Bruce Jancin/MDedge News
Dr. Sheena K. Aurora
Lasmiditan is a novel oral serotonin receptor agonist that penetrates the CNS and selectively targets the 5-HT 1F receptor. The drug doesn’t cause the vasoconstrictive effects that make triptans, which target 5-HT 1B/1D receptors, contraindicated in patients with cardiovascular disease.
Indeed, SPARTAN included patients with known cardiovascular disease. SAMURAI did not; however, migraine is now recognized as an independent cardiovascular risk factor, and 80% of SAMURAI participants had one additional standard cardiovascular risk factor, such as diabetes, smoking, or hypertension.
SAMURAI randomized patients to lasmiditan at 100 or 200 mg or placebo to be taken within 4 hours of migraine onset, when the pain was of at least moderate severity. SPARTAN randomized patients to lasmiditan at 50, 100, or 200 mg or placebo.
A dose-response effect was noted.
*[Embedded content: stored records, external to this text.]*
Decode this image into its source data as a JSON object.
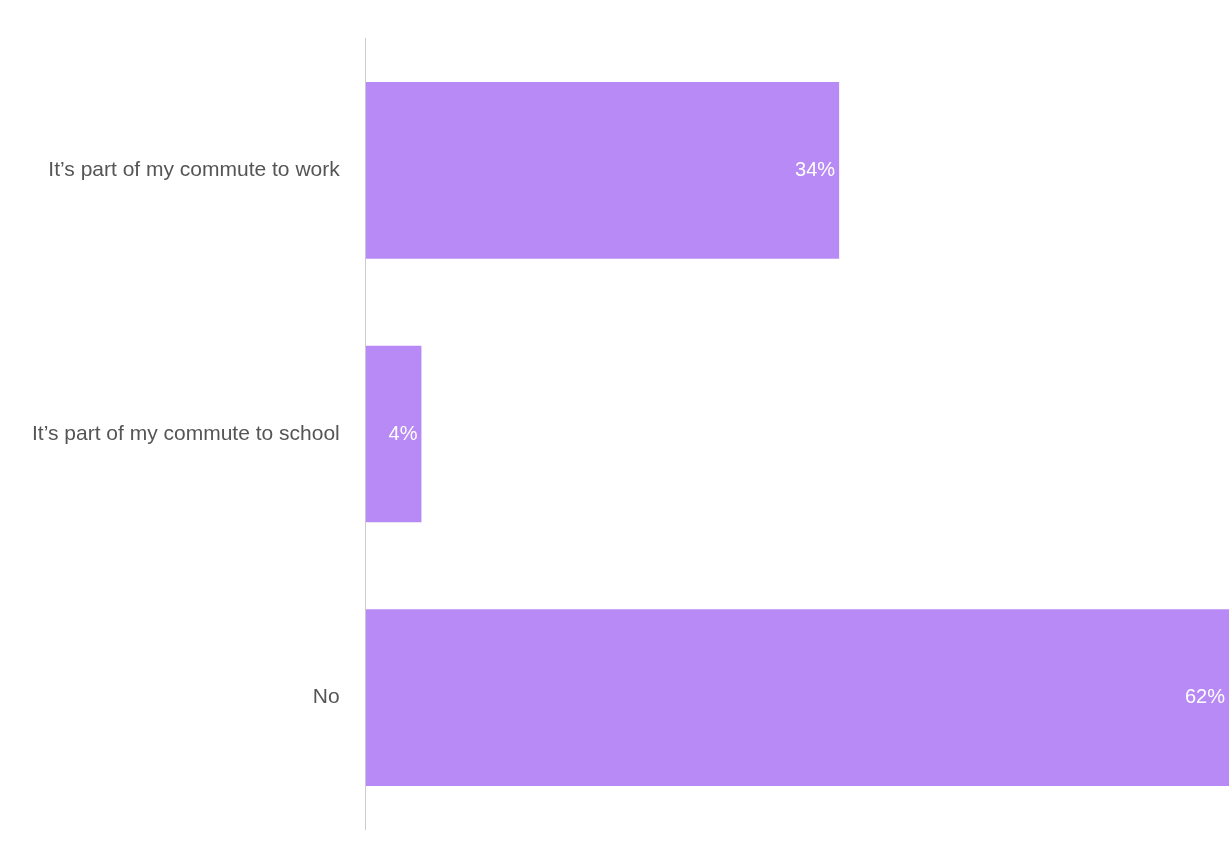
{
  "chart_data": {
    "type": "bar",
    "orientation": "horizontal",
    "categories": [
      "It’s part of my commute to work",
      "It’s part of my commute to school",
      "No"
    ],
    "values": [
      34,
      4,
      62
    ],
    "value_labels": [
      "34%",
      "4%",
      "62%"
    ],
    "color": "#b88af5",
    "legend": false
  }
}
At 2 hours post dose of lasmiditan at 200 mg, 32.2% of patients in SAMURAI and 38.8% in SPARTAN were pain-free, compared with 15.3% and 21.3% on placebo, respectively. At the top dose of lasmiditan, 40.7% of patients in SAMURAI were free of their most bothersome baseline symptom, as were 48.7% in SPARTAN, with placebo response rates of 29.5% and 33.5%, respectively, for this endpoint. A significant separation from placebo was noted in 1 hour for the pain freedom endpoint, and in about 30 minutes for freedom from the most bothersome symptom, reported Dr. Aurora of Eli Lilly, which sponsored the trials.
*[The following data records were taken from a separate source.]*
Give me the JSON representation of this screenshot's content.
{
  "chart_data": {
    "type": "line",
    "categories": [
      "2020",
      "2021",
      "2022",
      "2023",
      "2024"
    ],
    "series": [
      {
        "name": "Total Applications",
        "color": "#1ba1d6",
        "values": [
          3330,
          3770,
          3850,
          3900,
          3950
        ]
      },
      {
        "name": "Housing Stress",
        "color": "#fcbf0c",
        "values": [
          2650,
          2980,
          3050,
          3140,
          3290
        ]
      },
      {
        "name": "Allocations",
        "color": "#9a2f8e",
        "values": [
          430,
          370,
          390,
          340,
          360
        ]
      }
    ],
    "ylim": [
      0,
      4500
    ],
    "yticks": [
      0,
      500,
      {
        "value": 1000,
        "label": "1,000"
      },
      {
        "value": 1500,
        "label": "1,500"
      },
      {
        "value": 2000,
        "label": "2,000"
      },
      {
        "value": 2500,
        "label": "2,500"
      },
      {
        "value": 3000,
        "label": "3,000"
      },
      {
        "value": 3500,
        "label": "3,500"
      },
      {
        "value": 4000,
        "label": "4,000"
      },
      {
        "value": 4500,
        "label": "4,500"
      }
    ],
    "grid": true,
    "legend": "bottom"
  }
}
Lasmiditan at 50 and 100 mg also significantly outperformed placebo for the co-primary endpoints.
As in the phase 3 trials of the two investigational oral CGRP antagonists, a secondary endpoint in SPARTAN and SAMURAI was pain relief at 2 hours, a lower bar than pain freedom. The rates in the lasmiditan 200 mg arms were 60%-65%, compared with about 40% with placebo.
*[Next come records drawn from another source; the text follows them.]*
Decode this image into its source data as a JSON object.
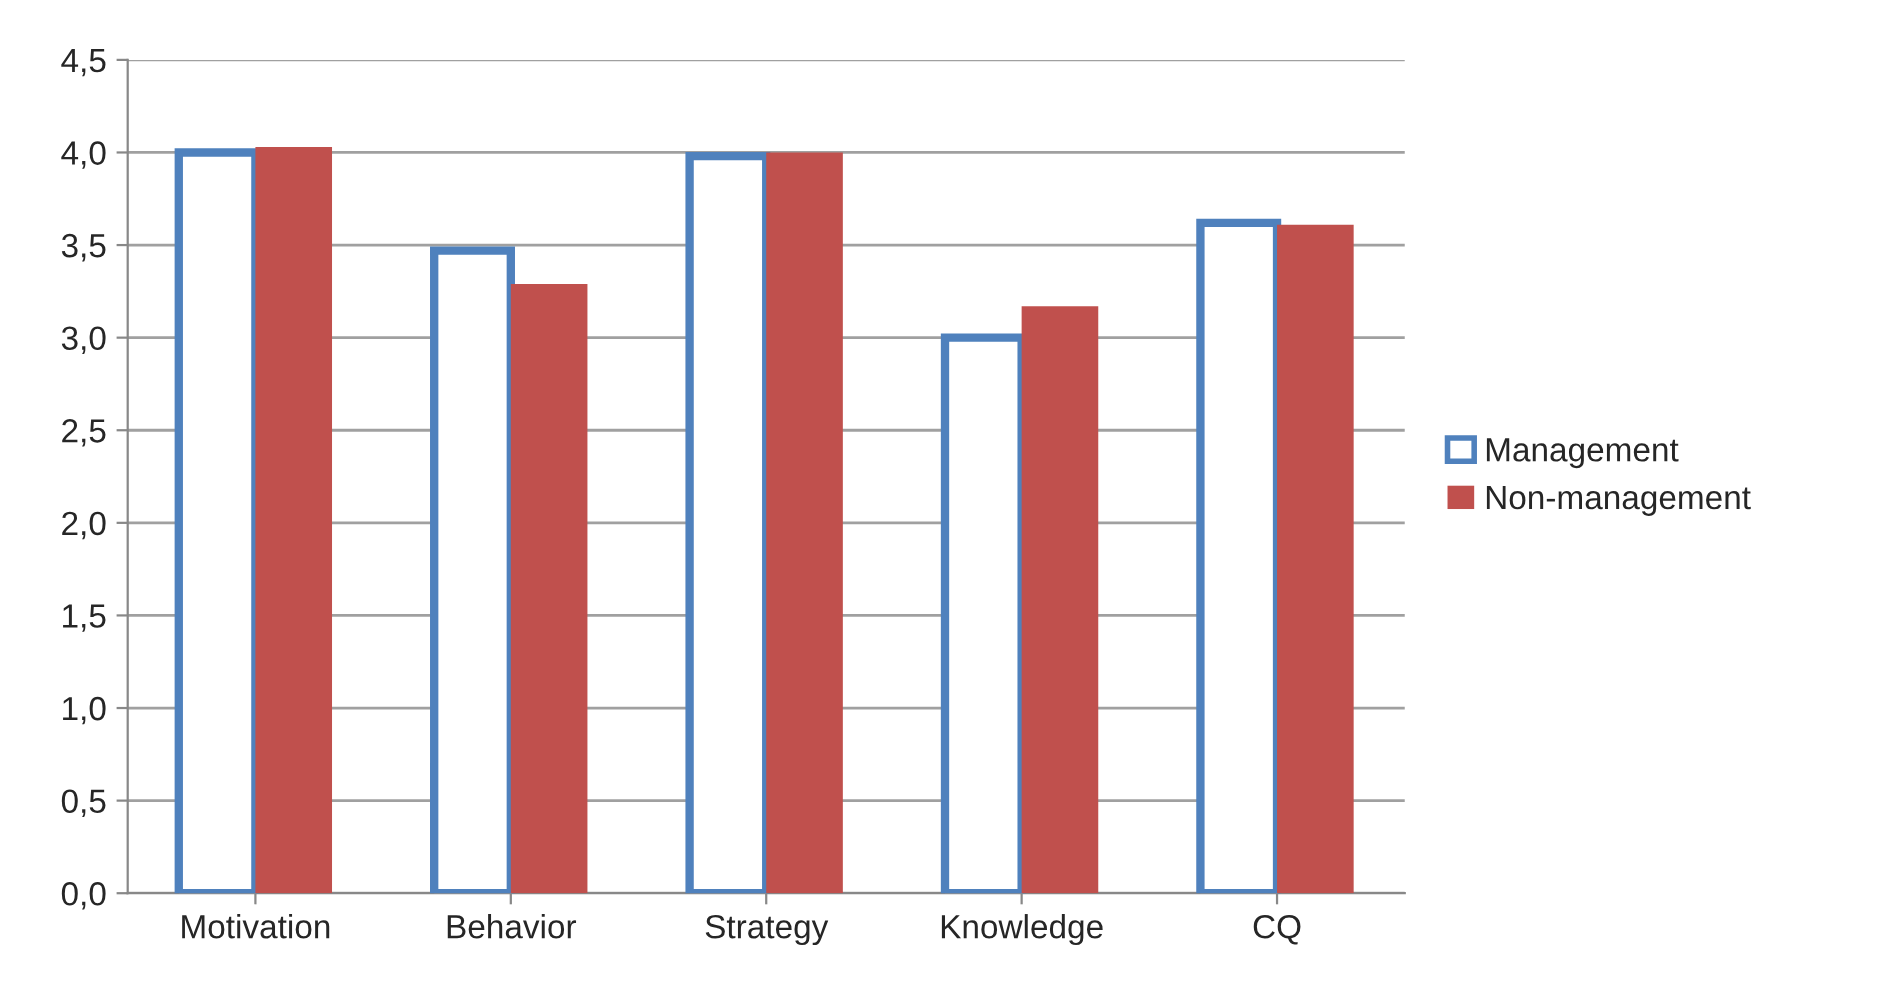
{
  "chart_data": {
    "type": "bar",
    "categories": [
      "Motivation",
      "Behavior",
      "Strategy",
      "Knowledge",
      "CQ"
    ],
    "series": [
      {
        "name": "Management",
        "color": "#4f81bd",
        "values": [
          4.0,
          3.47,
          3.98,
          3.0,
          3.62
        ]
      },
      {
        "name": "Non-management",
        "color": "#c0504d",
        "values": [
          4.03,
          3.29,
          4.0,
          3.17,
          3.61
        ]
      }
    ],
    "ylim": [
      0,
      4.5
    ],
    "yticks": [
      {
        "value": 0,
        "label": "0,0"
      },
      {
        "value": 0.5,
        "label": "0,5"
      },
      {
        "value": 1,
        "label": "1,0"
      },
      {
        "value": 1.5,
        "label": "1,5"
      },
      {
        "value": 2,
        "label": "2,0"
      },
      {
        "value": 2.5,
        "label": "2,5"
      },
      {
        "value": 3,
        "label": "3,0"
      },
      {
        "value": 3.5,
        "label": "3,5"
      },
      {
        "value": 4,
        "label": "4,0"
      },
      {
        "value": 4.5,
        "label": "4,5"
      }
    ],
    "grid": "y",
    "legend": "right"
  }
}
Treatment-emergent adverse event rates were 11%-15% with placebo and in the 40% range for lasmiditan. Because the drug penetrates the CNS, centrally acting side effects were an issue. Dizziness was the most common, followed by paresthesia, somnolence, then fatigue. The dizziness was dose dependent: In SPARTAN, the complaint was noted in 2.5% of placebo-treated controls, 25.4% of patients on 50 mg of lasmiditan, 36.1% with 100 mg, and 39% at 200 mg.
Chest tightness, a common side effect with triptans, did not occur.
A large multicenter, open-label safety assessment study, called GLADIATOR, is ongoing.